The tangent to any curve is given by:

y - y1 = {(dy/dx) at x= x1. }{x-x1)....(1)

Put x = x1 = 2 in 3x -x^3 , and we get y1 = 3*2-2^3 = 6-8 = -2.

So (x1 , y1) = (2, -2).

dy/dx = {3x-x^3}' = 3 -3x^2.

{(dy/dx )at x= x1= 2} = 3-3*2 = 3-6 = -3.

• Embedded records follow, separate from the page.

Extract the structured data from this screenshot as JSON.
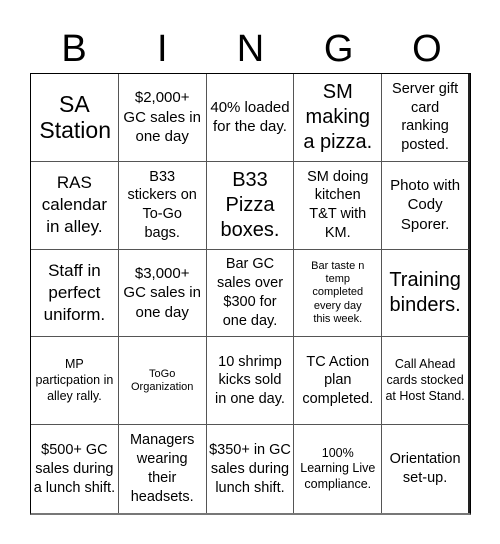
{
  "header": {
    "letters": [
      "B",
      "I",
      "N",
      "G",
      "O"
    ]
  },
  "cells": [
    "SA Station",
    "$2,000+ GC sales in one day",
    "40% loaded for the day.",
    "SM making a pizza.",
    "Server gift card ranking posted.",
    "RAS calendar in alley.",
    "B33 stickers on To-Go bags.",
    "B33 Pizza boxes.",
    "SM doing kitchen T&T with KM.",
    "Photo with Cody Sporer.",
    "Staff in perfect uniform.",
    "$3,000+ GC sales in one day",
    "Bar GC sales over $300 for one day.",
    "Bar taste n temp completed every day this week.",
    "Training binders.",
    "MP particpation in alley rally.",
    "ToGo Organization",
    "10 shrimp kicks sold in one day.",
    "TC Action plan completed.",
    "Call Ahead cards stocked at Host Stand.",
    "$500+ GC sales during a lunch shift.",
    "Managers wearing their headsets.",
    "$350+ in GC sales during lunch shift.",
    "100% Learning Live compliance.",
    "Orientation set-up."
  ]
}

Substituting (x1,y1) = (2,-2) and {(dy/dx)at x=x1) = -3 in eq (1), we get:

y - (-2) = (-3) {x- 2}.

y+2 = -3x+6.

3x+y+2-6 = 0

3x+y-4 = 0 is the required tanget to y = 3x-x^3 at x= 2.

To determine the equation of the tangent line to the graph of y, we'll have to determine the derivative of y at x = 2.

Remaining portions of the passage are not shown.